-2

I have several million records in my mongodb database. Lets say I have some common fields on all my records like name, surname etc...

1) I need to search case Insensitive. The common answer is using regex, but I think it will decrease my Apps performance dramatically. Is this the best way to go?

2) I should be able to get results in my language(Turkish). In Turkish, the uppercase of i is İ, and uppercase of ı is I. I even dont get correct results if my string contains those letters. even with case insensitive regex search. How can I fix this if there is no database language option in mongo?

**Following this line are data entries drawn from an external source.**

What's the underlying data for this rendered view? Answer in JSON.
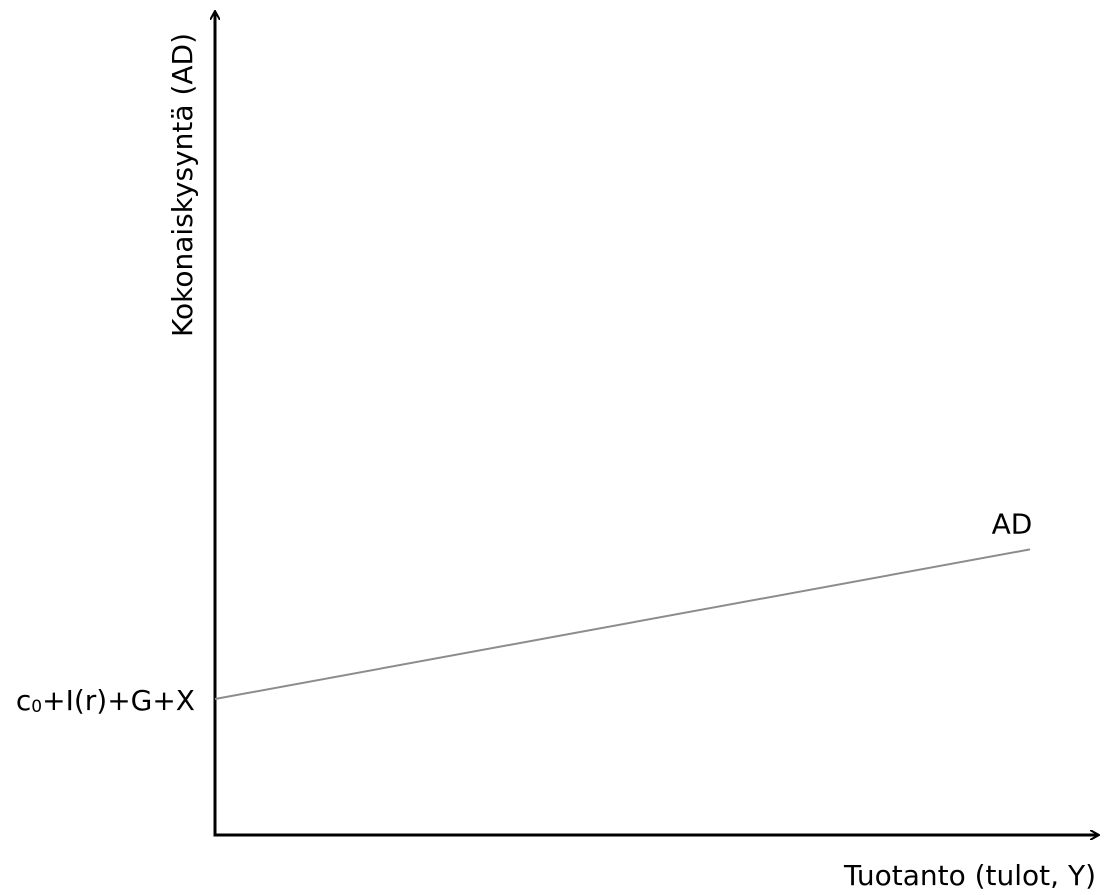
{
  "chart_data": {
    "type": "line",
    "title": "",
    "xlabel": "Tuotanto (tulot, Y)",
    "ylabel": "Kokonaiskysyntä (AD)",
    "intercept_label": {
      "main": "c",
      "subscript": "0",
      "rest": "+I(r)+G+X"
    },
    "series": [
      {
        "name": "AD",
        "x": [
          0,
          1
        ],
        "y": [
          0.4,
          0.84
        ]
      }
    ],
    "xlim": [
      0,
      1.07
    ],
    "ylim": [
      0,
      1.22
    ],
    "grid": false,
    "colors": {
      "axes": "#000000",
      "line": "#8c8c8c",
      "text": "#000000"
    }
  }
}
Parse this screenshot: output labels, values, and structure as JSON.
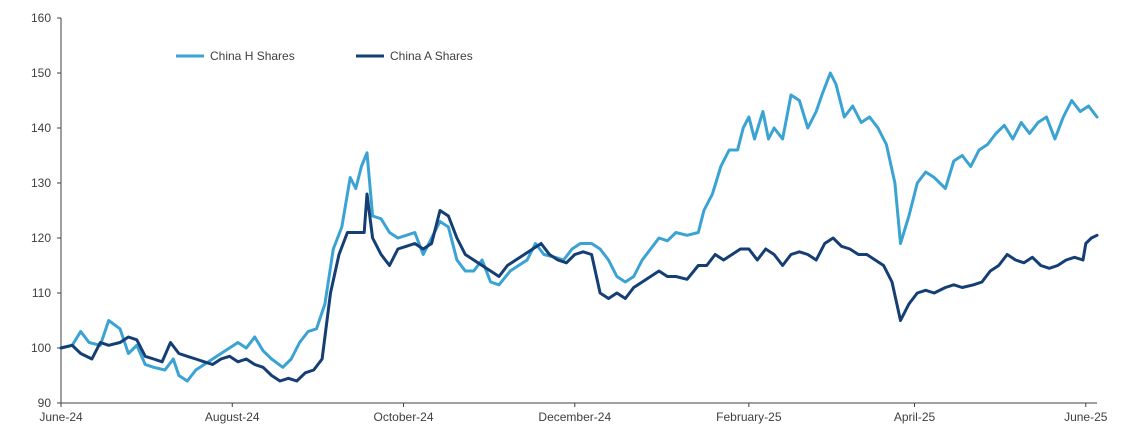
{
  "chart_data": {
    "type": "line",
    "title": "",
    "xlabel": "",
    "ylabel": "",
    "ylim": [
      90,
      160
    ],
    "yticks": [
      "90",
      "100",
      "110",
      "120",
      "130",
      "140",
      "150",
      "160"
    ],
    "xlim": [
      "2024-06-01",
      "2025-06-05"
    ],
    "xticks": [
      {
        "date": "2024-06-01",
        "label": "June-24"
      },
      {
        "date": "2024-08-01",
        "label": "August-24"
      },
      {
        "date": "2024-10-01",
        "label": "October-24"
      },
      {
        "date": "2024-12-01",
        "label": "December-24"
      },
      {
        "date": "2025-02-01",
        "label": "February-25"
      },
      {
        "date": "2025-04-01",
        "label": "April-25"
      },
      {
        "date": "2025-06-01",
        "label": "June-25"
      }
    ],
    "grid": false,
    "legend": "top-left",
    "series": [
      {
        "name": "China H Shares",
        "color": "#3aa3d3",
        "points": [
          [
            "2024-06-01",
            100
          ],
          [
            "2024-06-05",
            100.5
          ],
          [
            "2024-06-08",
            103
          ],
          [
            "2024-06-11",
            101
          ],
          [
            "2024-06-15",
            100.5
          ],
          [
            "2024-06-18",
            105
          ],
          [
            "2024-06-22",
            103.5
          ],
          [
            "2024-06-25",
            99
          ],
          [
            "2024-06-28",
            100.5
          ],
          [
            "2024-07-01",
            97
          ],
          [
            "2024-07-04",
            96.5
          ],
          [
            "2024-07-08",
            96
          ],
          [
            "2024-07-11",
            98
          ],
          [
            "2024-07-13",
            95
          ],
          [
            "2024-07-16",
            94
          ],
          [
            "2024-07-19",
            96
          ],
          [
            "2024-07-22",
            97
          ],
          [
            "2024-07-25",
            98
          ],
          [
            "2024-07-28",
            99
          ],
          [
            "2024-07-31",
            100
          ],
          [
            "2024-08-03",
            101
          ],
          [
            "2024-08-06",
            100
          ],
          [
            "2024-08-09",
            102
          ],
          [
            "2024-08-12",
            99.5
          ],
          [
            "2024-08-15",
            98
          ],
          [
            "2024-08-19",
            96.5
          ],
          [
            "2024-08-22",
            98
          ],
          [
            "2024-08-25",
            101
          ],
          [
            "2024-08-28",
            103
          ],
          [
            "2024-08-31",
            103.5
          ],
          [
            "2024-09-03",
            108
          ],
          [
            "2024-09-06",
            118
          ],
          [
            "2024-09-09",
            122
          ],
          [
            "2024-09-12",
            131
          ],
          [
            "2024-09-14",
            129
          ],
          [
            "2024-09-16",
            133
          ],
          [
            "2024-09-18",
            135.5
          ],
          [
            "2024-09-20",
            124
          ],
          [
            "2024-09-23",
            123.5
          ],
          [
            "2024-09-26",
            121
          ],
          [
            "2024-09-29",
            120
          ],
          [
            "2024-10-02",
            120.5
          ],
          [
            "2024-10-05",
            121
          ],
          [
            "2024-10-08",
            117
          ],
          [
            "2024-10-11",
            120
          ],
          [
            "2024-10-14",
            123
          ],
          [
            "2024-10-17",
            122
          ],
          [
            "2024-10-20",
            116
          ],
          [
            "2024-10-23",
            114
          ],
          [
            "2024-10-26",
            114
          ],
          [
            "2024-10-29",
            116
          ],
          [
            "2024-11-01",
            112
          ],
          [
            "2024-11-04",
            111.5
          ],
          [
            "2024-11-08",
            114
          ],
          [
            "2024-11-11",
            115
          ],
          [
            "2024-11-14",
            116
          ],
          [
            "2024-11-17",
            119
          ],
          [
            "2024-11-20",
            117
          ],
          [
            "2024-11-24",
            116.5
          ],
          [
            "2024-11-27",
            116
          ],
          [
            "2024-11-30",
            118
          ],
          [
            "2024-12-03",
            119
          ],
          [
            "2024-12-07",
            119
          ],
          [
            "2024-12-10",
            118
          ],
          [
            "2024-12-13",
            116
          ],
          [
            "2024-12-16",
            113
          ],
          [
            "2024-12-19",
            112
          ],
          [
            "2024-12-22",
            113
          ],
          [
            "2024-12-25",
            116
          ],
          [
            "2024-12-28",
            118
          ],
          [
            "2024-12-31",
            120
          ],
          [
            "2025-01-03",
            119.5
          ],
          [
            "2025-01-06",
            121
          ],
          [
            "2025-01-10",
            120.5
          ],
          [
            "2025-01-14",
            121
          ],
          [
            "2025-01-16",
            125
          ],
          [
            "2025-01-19",
            128
          ],
          [
            "2025-01-22",
            133
          ],
          [
            "2025-01-25",
            136
          ],
          [
            "2025-01-28",
            136
          ],
          [
            "2025-01-30",
            140
          ],
          [
            "2025-02-01",
            142
          ],
          [
            "2025-02-03",
            138
          ],
          [
            "2025-02-06",
            143
          ],
          [
            "2025-02-08",
            138
          ],
          [
            "2025-02-10",
            140
          ],
          [
            "2025-02-13",
            138
          ],
          [
            "2025-02-16",
            146
          ],
          [
            "2025-02-19",
            145
          ],
          [
            "2025-02-22",
            140
          ],
          [
            "2025-02-25",
            143
          ],
          [
            "2025-02-27",
            146
          ],
          [
            "2025-03-02",
            150
          ],
          [
            "2025-03-04",
            148
          ],
          [
            "2025-03-07",
            142
          ],
          [
            "2025-03-10",
            144
          ],
          [
            "2025-03-13",
            141
          ],
          [
            "2025-03-16",
            142
          ],
          [
            "2025-03-19",
            140
          ],
          [
            "2025-03-22",
            137
          ],
          [
            "2025-03-25",
            130
          ],
          [
            "2025-03-27",
            119
          ],
          [
            "2025-03-30",
            124
          ],
          [
            "2025-04-02",
            130
          ],
          [
            "2025-04-05",
            132
          ],
          [
            "2025-04-08",
            131
          ],
          [
            "2025-04-12",
            129
          ],
          [
            "2025-04-15",
            134
          ],
          [
            "2025-04-18",
            135
          ],
          [
            "2025-04-21",
            133
          ],
          [
            "2025-04-24",
            136
          ],
          [
            "2025-04-27",
            137
          ],
          [
            "2025-04-30",
            139
          ],
          [
            "2025-05-03",
            140.5
          ],
          [
            "2025-05-06",
            138
          ],
          [
            "2025-05-09",
            141
          ],
          [
            "2025-05-12",
            139
          ],
          [
            "2025-05-15",
            141
          ],
          [
            "2025-05-18",
            142
          ],
          [
            "2025-05-21",
            138
          ],
          [
            "2025-05-24",
            142
          ],
          [
            "2025-05-27",
            145
          ],
          [
            "2025-05-30",
            143
          ],
          [
            "2025-06-02",
            144
          ],
          [
            "2025-06-05",
            142
          ]
        ]
      },
      {
        "name": "China A Shares",
        "color": "#153e75",
        "points": [
          [
            "2024-06-01",
            100
          ],
          [
            "2024-06-05",
            100.5
          ],
          [
            "2024-06-08",
            99
          ],
          [
            "2024-06-12",
            98
          ],
          [
            "2024-06-15",
            101
          ],
          [
            "2024-06-18",
            100.5
          ],
          [
            "2024-06-22",
            101
          ],
          [
            "2024-06-25",
            102
          ],
          [
            "2024-06-28",
            101.5
          ],
          [
            "2024-07-01",
            98.5
          ],
          [
            "2024-07-04",
            98
          ],
          [
            "2024-07-07",
            97.5
          ],
          [
            "2024-07-10",
            101
          ],
          [
            "2024-07-13",
            99
          ],
          [
            "2024-07-16",
            98.5
          ],
          [
            "2024-07-19",
            98
          ],
          [
            "2024-07-22",
            97.5
          ],
          [
            "2024-07-25",
            97
          ],
          [
            "2024-07-28",
            98
          ],
          [
            "2024-07-31",
            98.5
          ],
          [
            "2024-08-03",
            97.5
          ],
          [
            "2024-08-06",
            98
          ],
          [
            "2024-08-09",
            97
          ],
          [
            "2024-08-12",
            96.5
          ],
          [
            "2024-08-15",
            95
          ],
          [
            "2024-08-18",
            94
          ],
          [
            "2024-08-21",
            94.5
          ],
          [
            "2024-08-24",
            94
          ],
          [
            "2024-08-27",
            95.5
          ],
          [
            "2024-08-30",
            96
          ],
          [
            "2024-09-02",
            98
          ],
          [
            "2024-09-05",
            110
          ],
          [
            "2024-09-08",
            117
          ],
          [
            "2024-09-11",
            121
          ],
          [
            "2024-09-14",
            121
          ],
          [
            "2024-09-17",
            121
          ],
          [
            "2024-09-18",
            128
          ],
          [
            "2024-09-20",
            120
          ],
          [
            "2024-09-23",
            117
          ],
          [
            "2024-09-26",
            115
          ],
          [
            "2024-09-29",
            118
          ],
          [
            "2024-10-02",
            118.5
          ],
          [
            "2024-10-05",
            119
          ],
          [
            "2024-10-08",
            118
          ],
          [
            "2024-10-11",
            119
          ],
          [
            "2024-10-14",
            125
          ],
          [
            "2024-10-17",
            124
          ],
          [
            "2024-10-20",
            120
          ],
          [
            "2024-10-23",
            117
          ],
          [
            "2024-10-26",
            116
          ],
          [
            "2024-10-29",
            115
          ],
          [
            "2024-11-01",
            114
          ],
          [
            "2024-11-04",
            113
          ],
          [
            "2024-11-07",
            115
          ],
          [
            "2024-11-10",
            116
          ],
          [
            "2024-11-13",
            117
          ],
          [
            "2024-11-16",
            118
          ],
          [
            "2024-11-19",
            119
          ],
          [
            "2024-11-22",
            117
          ],
          [
            "2024-11-25",
            116
          ],
          [
            "2024-11-28",
            115.5
          ],
          [
            "2024-12-01",
            117
          ],
          [
            "2024-12-04",
            117.5
          ],
          [
            "2024-12-07",
            117
          ],
          [
            "2024-12-10",
            110
          ],
          [
            "2024-12-13",
            109
          ],
          [
            "2024-12-16",
            110
          ],
          [
            "2024-12-19",
            109
          ],
          [
            "2024-12-22",
            111
          ],
          [
            "2024-12-25",
            112
          ],
          [
            "2024-12-28",
            113
          ],
          [
            "2024-12-31",
            114
          ],
          [
            "2025-01-03",
            113
          ],
          [
            "2025-01-06",
            113
          ],
          [
            "2025-01-10",
            112.5
          ],
          [
            "2025-01-14",
            115
          ],
          [
            "2025-01-17",
            115
          ],
          [
            "2025-01-20",
            117
          ],
          [
            "2025-01-23",
            116
          ],
          [
            "2025-01-26",
            117
          ],
          [
            "2025-01-29",
            118
          ],
          [
            "2025-02-01",
            118
          ],
          [
            "2025-02-04",
            116
          ],
          [
            "2025-02-07",
            118
          ],
          [
            "2025-02-10",
            117
          ],
          [
            "2025-02-13",
            115
          ],
          [
            "2025-02-16",
            117
          ],
          [
            "2025-02-19",
            117.5
          ],
          [
            "2025-02-22",
            117
          ],
          [
            "2025-02-25",
            116
          ],
          [
            "2025-02-28",
            119
          ],
          [
            "2025-03-03",
            120
          ],
          [
            "2025-03-06",
            118.5
          ],
          [
            "2025-03-09",
            118
          ],
          [
            "2025-03-12",
            117
          ],
          [
            "2025-03-15",
            117
          ],
          [
            "2025-03-18",
            116
          ],
          [
            "2025-03-21",
            115
          ],
          [
            "2025-03-24",
            112
          ],
          [
            "2025-03-27",
            105
          ],
          [
            "2025-03-30",
            108
          ],
          [
            "2025-04-02",
            110
          ],
          [
            "2025-04-05",
            110.5
          ],
          [
            "2025-04-08",
            110
          ],
          [
            "2025-04-12",
            111
          ],
          [
            "2025-04-15",
            111.5
          ],
          [
            "2025-04-18",
            111
          ],
          [
            "2025-04-22",
            111.5
          ],
          [
            "2025-04-25",
            112
          ],
          [
            "2025-04-28",
            114
          ],
          [
            "2025-05-01",
            115
          ],
          [
            "2025-05-04",
            117
          ],
          [
            "2025-05-07",
            116
          ],
          [
            "2025-05-10",
            115.5
          ],
          [
            "2025-05-13",
            116.5
          ],
          [
            "2025-05-16",
            115
          ],
          [
            "2025-05-19",
            114.5
          ],
          [
            "2025-05-22",
            115
          ],
          [
            "2025-05-25",
            116
          ],
          [
            "2025-05-28",
            116.5
          ],
          [
            "2025-05-31",
            116
          ],
          [
            "2025-06-01",
            119
          ],
          [
            "2025-06-03",
            120
          ],
          [
            "2025-06-05",
            120.5
          ]
        ]
      }
    ]
  }
}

3) Do you think there is another nosql solution better suited for my purpose? (Case Insensitive Searching millions of records having different columns and Turkish charset)

Thanks

  • Possible duplicate of [How do I make case-insensitive queries on Mongodb?](http://stackoverflow.com/questions/7101703/how-do-i-make-case-insensitive-queries-on-mongodb) – cenouro Oct 20 '15 at 16:52
  • Not exactly, I also have language specific character issues so using regex can be a bad decission for me – Aytek Ustundag Oct 20 '15 at 19:01
  • From your question, your problem is with uppercase letters. But if you save the text in lowercase as the answer I have linked suggests, it is very possible it can work. – cenouro Oct 20 '15 at 19:06
  • By the way, Mongo already uses Unicode. So your problem is probably the match pattern instead of Mongo's representation. [From the docs](https://docs.mongodb.org/manual/reference/operator/query/regex/#pcre-vs-javascript), you can even use PCRE. What I suggest is that you try escaping Turkish specific letters on your regex patter. For example, instead of 'İ', use '\u{unicode of İ}'. You will have to test that, and I still advise you save strings in lowercase or uppercase for searching because the index can become messy. – cenouro Oct 20 '15 at 19:19

1 Answers1

0

MongoDB from 2.6 on has a text index (https://docs.mongodb.org/manual/reference/operator/query/text/#text-query-operator-behavior). But it does not specify what the behaviour is for the Turkish language although it is supported.

For the Latin alphabet, text search is case insensitive for non-diacritics; i.e. case insensitive for [A-z].

user392486
  • 195
  • 4